Baseten, a San Francisco-based AI infrastructure startup, said it has built what it describes as the fastest API implementation of Z.ai’s open-source frontier model, GLM-5.2, delivering more than 280 tokens per second, according to measurements published by Artificial Analysis.
The company said the performance comes from a series of inference optimisations spanning model quantisation, cache management, routing, speculative decoding and infrastructure design.
The announcement was detailed in a technical post on X by Philip Kiely, Baseten’s Head of AI Education.
GLM-5.2 is Z.ai’s 744-billion-parameter mixture-of-experts model with 40 billion active parameters, support for up to a one-million-token context window, and an MIT licence.
The China-based model has drawn attention for benchmark results that place it alongside leading proprietary systems while offering significantly lower inference costs.
According to Baseten, the model is currently served through its model APIs and dedicated deployments, with customers including Notion.
The company said GLM-5.2 can deliver performance comparable to leading frontier models while costing 70–80% less per token.
A key part of the deployment is an in-house quantisation process that converts the model’s original FP8 weights into NVIDIA’s NVFP4 format for execution on Blackwell GPUs.
Baseten said testing showed the quantised model maintained comparable performance on agent-focused evaluations such as the Berkeley Function Calling Leaderboard (BFCL) while improving both throughput and latency.
The company also implemented cache-aware routing using NVIDIA’s Dynamo toolkit. Requests are directed to inference replicas that already contain relevant key-value cache data, reducing repeated prefill computation and lowering time-to-first-token latency.
Baseten reported an average time-to-first-token performance of roughly 800 milliseconds for GLM-5.2 workloads, as measured by Artificial Analysis.
Another major optimisation involves separating the prefill and decode stages of inference. Rather than processing both workloads on the same GPU node, Baseten runs them on dedicated infrastructure pools.
The company said this “prefill-decode disaggregation” doubled tokens-per-second performance compared with conventional aggregated deployments in internal benchmarks.
Baseten further boosted throughput by supporting GLM-5.2’s Multi-Token Prediction layers, a speculative decoding technique that generates multiple draft tokens in a single forward pass before verification.
The company said the approach provides a lossless speed improvement and that additional optimisation opportunities remain.
GLM-5.2 has generated significant attention across the AI industry since its launch earlier this month, with developers and startup founders highlighting its performance on coding and agentic software engineering tasks.

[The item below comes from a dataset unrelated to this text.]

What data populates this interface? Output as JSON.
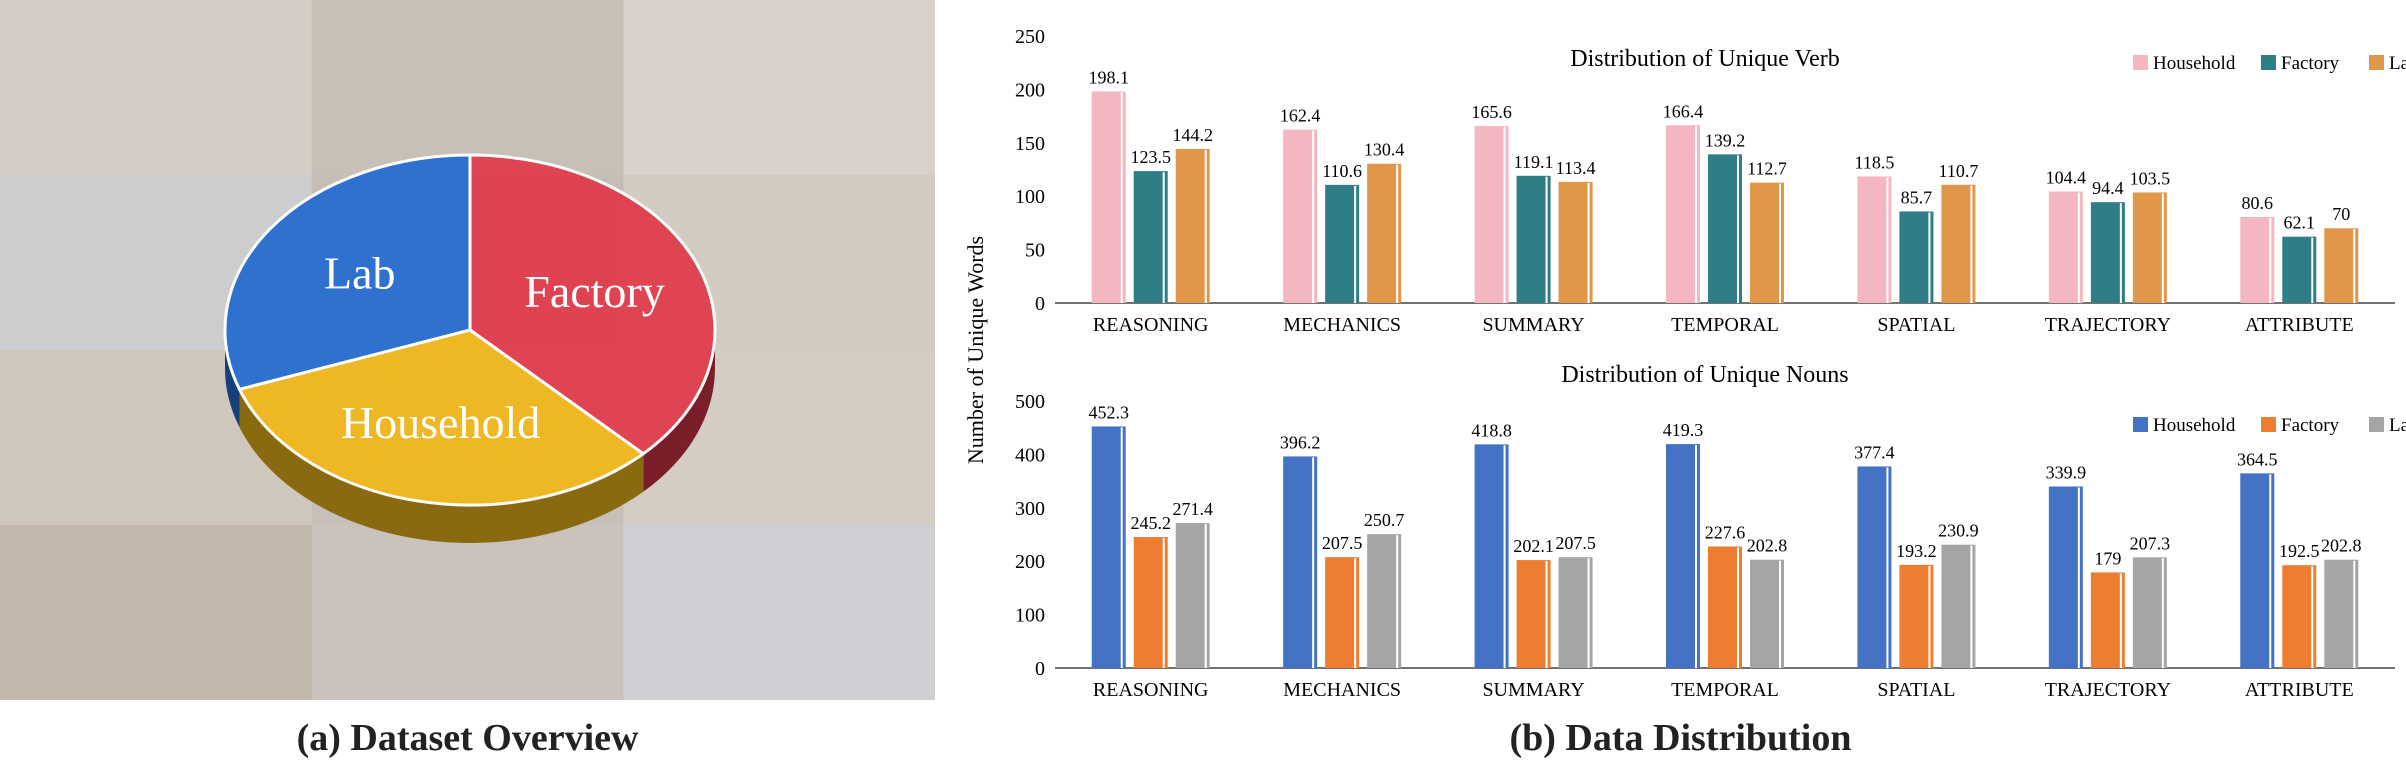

According to Z.ai, the open-weight model matches or exceeds leading proprietary systems on several long-horizon coding benchmarks, edging out OpenAI’s GPT-5.5 on FrontierSWE while trailing Anthropic’s Claude Opus 4.8 by roughly one percentage point.
“In practice, GLM-5.2 meets or exceeds the capabilities suggested by its benchmarks. It’s a genuinely great model for writing code, operating agents, and other frontier language model tasks,” wrote Keily.